Дэлглиш поглядел на Кэролайн Дюпейн.
Та сказала:
— До заседания мы с ним несколько недель не виделись. Вне всякого сомнения, он был не в своей тарелке и его что-то беспокоило, но я сомневаюсь, что это имело отношение к музею. Музей никогда его не интересовал, да мы с Маркусом и не ждали от него иного поведения. То заседание было первым, и мы лишь начали обсуждать предварительные вопросы. В завещании отсутствует двусмысленность, однако оно достаточно сложное, и для принятия окончательного решения требовалось проделать большую работу. Я не сомневаюсь, что Невил со временем пришел бы в себя. Он разделял это чувство: гордость за собственную семью. Если он и был чем-то сильно удручен, — а я думаю, так оно и было, — вы можете отнести это на счет его работы. Невил слишком серьезно к ней относился, слишком глубоко переживал. Он годами переутомлялся. О его жизни мне известно немного, и тем не менее это я знаю точно. Мы оба знаем. — Не дав Маркусу вставить слово, Кэролайн быстро добавила: — Не могли бы мы вернуться к этому в какое-нибудь другое время? Мы оба потрясены, устали и плохо соображаем. Мы ждали, пока увезут тело Невила, но, насколько я могу судить, сегодня вечером его уже не заберут.

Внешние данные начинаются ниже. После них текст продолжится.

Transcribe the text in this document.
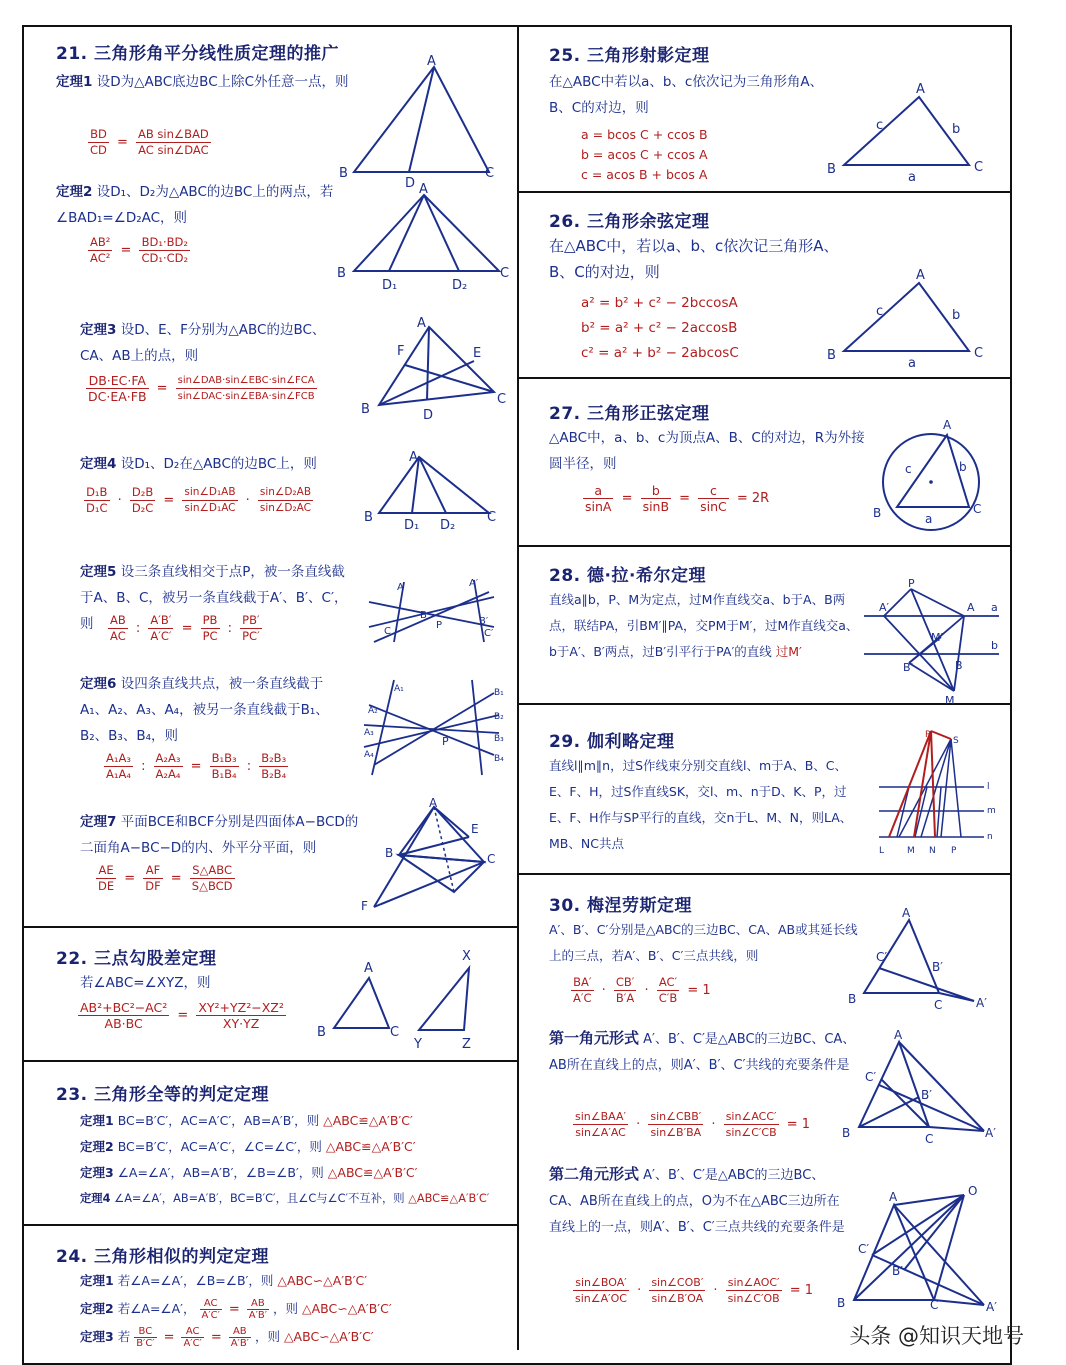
21. 三角形角平分线性质定理的推广
定理1 设D为△ABC底边BC上除C外任意一点，则
$\frac{BD}{CD} = \frac{\text{AB sin∠BAD}}{\text{AC sin∠DAC}}$
A
B
D
C
定理2 设D₁、D₂为△ABC的边BC上的两点，若∠BAD₁=∠D₂AC，则
$\frac{\text{AB²}}{\text{AC²}} = \frac{\text{BD₁·BD₂}}{\text{CD₁·CD₂}}$
A
B
D₁	D₂
C
定理3 设D、E、F分别为△ABC的边BC、CA、AB上的点，则
$\frac{DB\cdot EC\cdot FA}{DC\cdot EA\cdot FB} = \frac{\text{sin∠DAB·sin∠EBC·sin∠FCA}}{\text{sin∠DAC·sin∠EBA·sin∠FCB}}$
A
F	E
B	D
C
定理4 设D₁、D₂在△ABC的边BC上，则
$\frac{\text{D₁B}}{\text{D₁C}} \cdot \frac{\text{D₂B}}{\text{D₂C}} = \frac{\text{sin∠D₁AB}}{\text{sin∠D₁AC}} \cdot \frac{\text{sin∠D₂AB}}{\text{sin∠D₂AC}}$
A
B
D₁ D₂
C
定理5 设三条直线相交于点P，被一条直线截于A、B、C，被另一条直线截于A′、B′、C′，则	$\frac{AB}{AC}$ : $\frac{A'B'}{A'C'} = \frac{PB}{PC}$ : $\frac{PB'}{PC'}$
A	A′
B
B′
C	C′
P
定理6 设四条直线共点，被一条直线截于A₁、A₂、A₃、A₄，被另一条直线截于B₁、B₂、B₃、B₄，则
$\frac{\text{A₁A₃}}{\text{A₁A₄}}$ : $\frac{\text{A₂A₃}}{\text{A₂A₄}} = \frac{\text{B₁B₃}}{\text{B₁B₄}}$ : $\frac{\text{B₂B₃}}{\text{B₂B₄}}$
A₁
A₂
A₃
A₄
B₁
B₂
B₃
B₄
P
定理7 平面BCE和BCF分别是四面体A−BCD的二面角A−BC−D的内、外平分平面，则
$\frac{AE}{DE} = \frac{AF}{DF} = \frac{\text{S△ABC}}{\text{S△BCD}}$
A
E
B	C
F
22. 三点勾股差定理
若∠ABC=∠XYZ，则
$\frac{\text{AB²+BC²−AC²}}{AB\cdot BC} = \frac{\text{XY²+YZ²−XZ²}}{XY\cdot YZ}$
A
B	C
X
Y	Z
23. 三角形全等的判定定理
定理1 BC=B′C′，AC=A′C′，AB=A′B′，则 △ABC≌△A′B′C′
定理2 BC=B′C′，AC=A′C′，∠C=∠C′，则 △ABC≌△A′B′C′
定理3 ∠A=∠A′，AB=A′B′，∠B=∠B′，则 △ABC≌△A′B′C′
定理4 ∠A=∠A′，AB=A′B′，BC=B′C′，且∠C与∠C′不互补，则 △ABC≌△A′B′C′
24. 三角形相似的判定定理
定理1 若∠A=∠A′，∠B=∠B′，则 △ABC∽△A′B′C′
定理2 若∠A=∠A′， $\frac{AC}{A'C'} = \frac{AB}{A'B'}$ ，则 △ABC∽△A′B′C′
定理3 若 $\frac{BC}{B'C'} = \frac{AC}{A'C'} = \frac{AB}{A'B'}$ ，则 △ABC∽△A′B′C′
25. 三角形射影定理
在△ABC中若以a、b、c依次记为三角形角A、B、C的对边，则
a = bcos C + ccos B
b = acos C + ccos A
c = acos B + bcos A
A
B	C
c	b
a
26. 三角形余弦定理
在△ABC中，若以a、b、c依次记三角形A、B、C的对边，则
a² = b² + c² − 2bccosA
b² = a² + c² − 2accosB
c² = a² + b² − 2abcosC
A
B	C
c	b
a
27. 三角形正弦定理
△ABC中，a、b、c为顶点A、B、C的对边，R为外接圆半径，则
$\frac{a}{\sin A} = \frac{b}{\sin B} = \frac{c}{\sin C} = 2R$
A
B	C
c	b
a
28. 德·拉·希尔定理
直线a∥b，P、M为定点，过M作直线交a、b于A、B两点，联结PA，引BM′∥PA，交PM于M′，过M作直线交a、b于A′、B′两点，过B′引平行于PA′的直线 过M′
P
A′	A a
M′
B′	B
b
M
29. 伽利略定理
直线l∥m∥n，过S作线束分别交直线l、m于A、B、C、E、F、H，过S作直线SK，交l、m、n于D、K、P，过E、F、H作与SP平行的直线，交n于L、M、N，则LA、MB、NC共点
S
l
m
n
L	M N P
R
30. 梅涅劳斯定理
A′、B′、C′分别是△ABC的三边BC、CA、AB或其延长线上的三点，若A′、B′、C′三点共线，则
$\frac{BA'}{A'C} \cdot \frac{CB'}{B'A} \cdot \frac{AC'}{C'B} = 1$
A
B	C
C′
B′
A′
第一角元形式 A′、B′、C′是△ABC的三边BC、CA、AB所在直线上的点，则A′、B′、C′共线的充要条件是
$\frac{\text{sin∠BAA′}}{\sin\angle A'AC} \cdot \frac{\text{sin∠CBB′}}{\sin\angle B'BA} \cdot \frac{\text{sin∠ACC′}}{\sin\angle C'CB} = 1$
A
B	C
C′
B′
A′
第二角元形式 A′、B′、C′是△ABC的三边BC、CA、AB所在直线上的点，O为不在△ABC三边所在直线上的一点，则A′、B′、C′三点共线的充要条件是
$\frac{\text{sin∠BOA′}}{\sin\angle A'OC} \cdot \frac{\text{sin∠COB′}}{\sin\angle B'OA} \cdot \frac{\text{sin∠AOC′}}{\sin\angle C'OB} = 1$
A	O
C′
B′
B	C	A′
头条 @知识天地号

— Это произойдет завтра утром, как можно раньше, — ответил Дэлглиш. — Боюсь, что сегодня ничего не получится.
Кэролайн Дюпейн словно забыла о своем желании свернуть беседу.
— Если это убийство, у вас уже есть главный подозреваемый. Талли Клаттон, конечно, рассказала вам о водителе, который ехал так быстро, что сбил ее. Уверена: искать его — задача куда более насущная, нежели эти вопросы к нам.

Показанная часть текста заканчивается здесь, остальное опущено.